Forest Row lies on what used to be the Three Bridges to Tunbridge Wells railway line, the local route of which is now known as the Forest Way and forms part of the Sustrans route 21. As such it is a useful option when you’re in need of a quick stomp, not least when you need to walk the earth of TQ43 to gradually mop up missing species in the local patch.
Infamously, Richard Beeching, lived at Brockhurst, an arts and crafts house just south of East Grinstead, only a short distance from the railway line which was one of the casualties of his line closures in the 1960s.
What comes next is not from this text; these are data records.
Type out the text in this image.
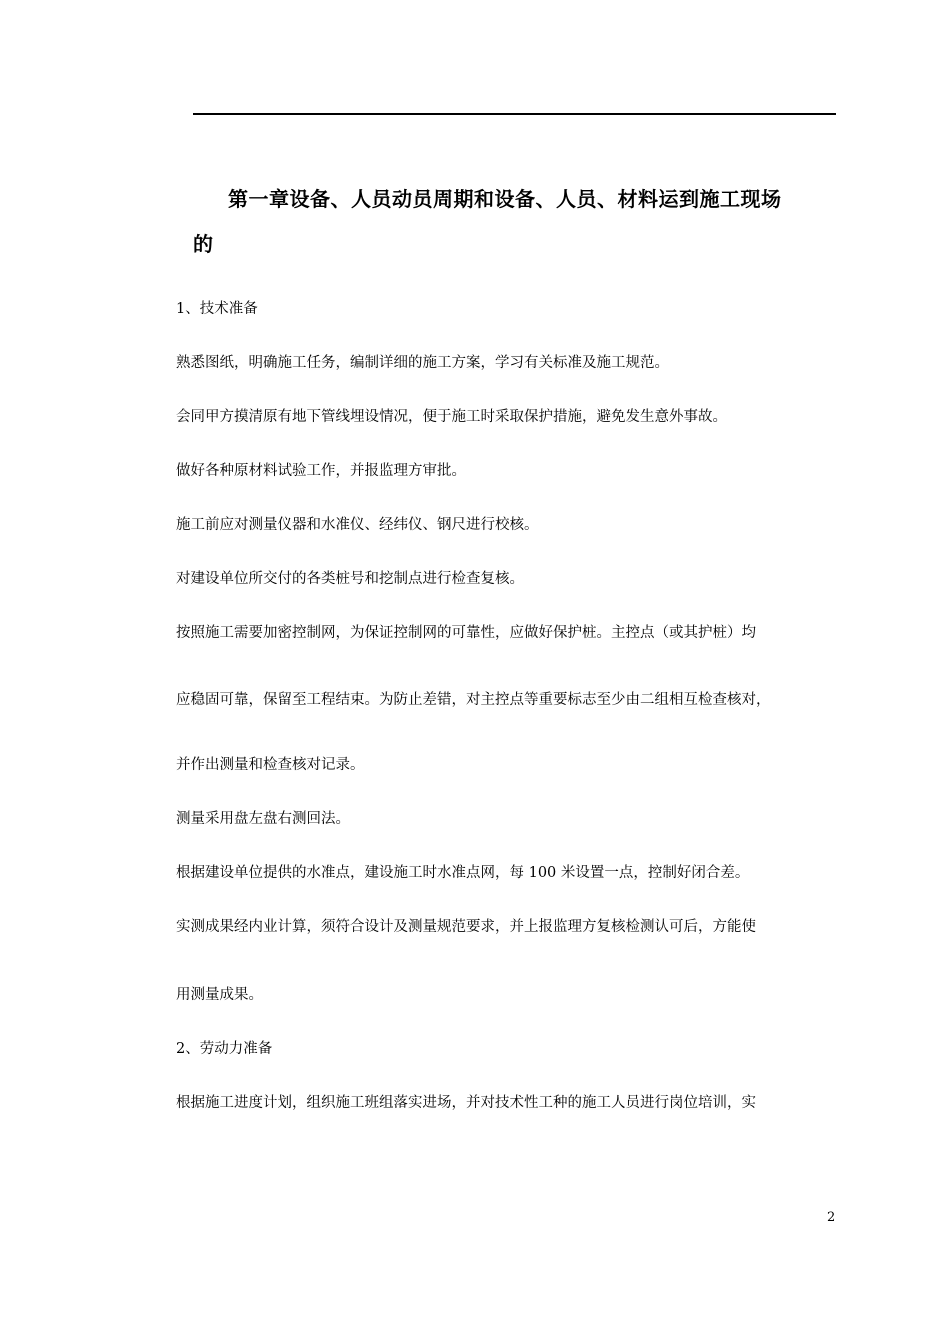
第一章设备、人员动员周期和设备、人员、材料运到施工现场
的
1、技术准备
熟悉图纸，明确施工任务，编制详细的施工方案，学习有关标准及施工规范。
会同甲方摸清原有地下管线埋设情况，便于施工时采取保护措施，避免发生意外事故。
做好各种原材料试验工作，并报监理方审批。
施工前应对测量仪器和水准仪、经纬仪、钢尺进行校核。
对建设单位所交付的各类桩号和挖制点进行检查复核。
按照施工需要加密控制网，为保证控制网的可靠性，应做好保护桩。主控点（或其护桩）均
应稳固可靠，保留至工程结束。为防止差错，对主控点等重要标志至少由二组相互检查核对，
并作出测量和检查核对记录。
测量采用盘左盘右测回法。
根据建设单位提供的水准点，建设施工时水准点网，每 100 米设置一点，控制好闭合差。
实测成果经内业计算，须符合设计及测量规范要求，并上报监理方复核检测认可后，方能使
用测量成果。
2、劳动力准备
根据施工进度计划，组织施工班组落实进场，并对技术性工种的施工人员进行岗位培训，实
2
Forest Row station itself closed on 2 January 1967, though we are left with a lovely corridor of biodiversity as the route of the railway passes from the village through to Hartfield and beyond.
The target area for the main recording activity was TQ43T which barely had any records at all, but it was still not too hard to find species new for the intervening tetrads. In TQ43M Barbula convoluta was an addition, even before I’d crossed the parish boundary and left Forest Row. After that, on the Hartfield side Didymodon nicholsonii and Orthotrichum diaphanum were growing on the gravelly tarmac of the Forest Way, and even fruiting Hypnum cupressiforme was previously unrecorded, along with Platyhypnidium riparioides and Amblystegium serpens by a drainage ditch.
There are a few vestiges of the old railway present too, and one of the signposts harboured a good clutch of mosses, including Didymodon rigidulus with its blunt leaf tips and gemmae.
Turning off the Forest Way I wanted to head a bit further north and east, and crossing the Medway over the wooden bridge at Lower Parrock added Bryum argenteum and (rather more pleasingly) Syntrichia latifolia.
My route then took me over a corner of TQ43N where a gravelly track was home to fruiting Bryum dichotomum and some Didymodon fallax. The footpath veered left and went straight through an arable field, rather clayey and slippery, but covered in Tortula truncata and Bryum klinggraeffii. This was especially good since the tetrad boundary with TQ43T went right through the middle of the field, so it was possible to collect them in both areas, and enjoy finding the 50 μm red-brown tubers of the Bryum in two squares.
Finally in the target tetrad and most of the lanes were rather dull and not overly rich in bryophytes. Nevertheless, while identifying Bryum argenteum and Pseudocrossidium hornschuchianum in a gravelly farm gateway I wondered where all the white dust was coming from that was blowing over me. Looking up there was no obvious source, and then I realised it was snowing! It didn’t come to much, but for about an hour light swirling flurries of more white powder danced over the lanes and the fields.
In the end, my low expectations of the southern fringe of the tetrad were realised and the total species count only crawled up to 34, with the Bryum klinggraeffii the only thing to write home about. But now I could motor back along the old railway line, somehow or other clocking up 4.5 mph while imagining the route when it was still open for steam. After all, this bit of the line features near the end of the film Farmer Moving South (1952), in which an entire Yorkshire farm is moved by train to Hartfield. I wonder what the local bryoflora along the line was like then.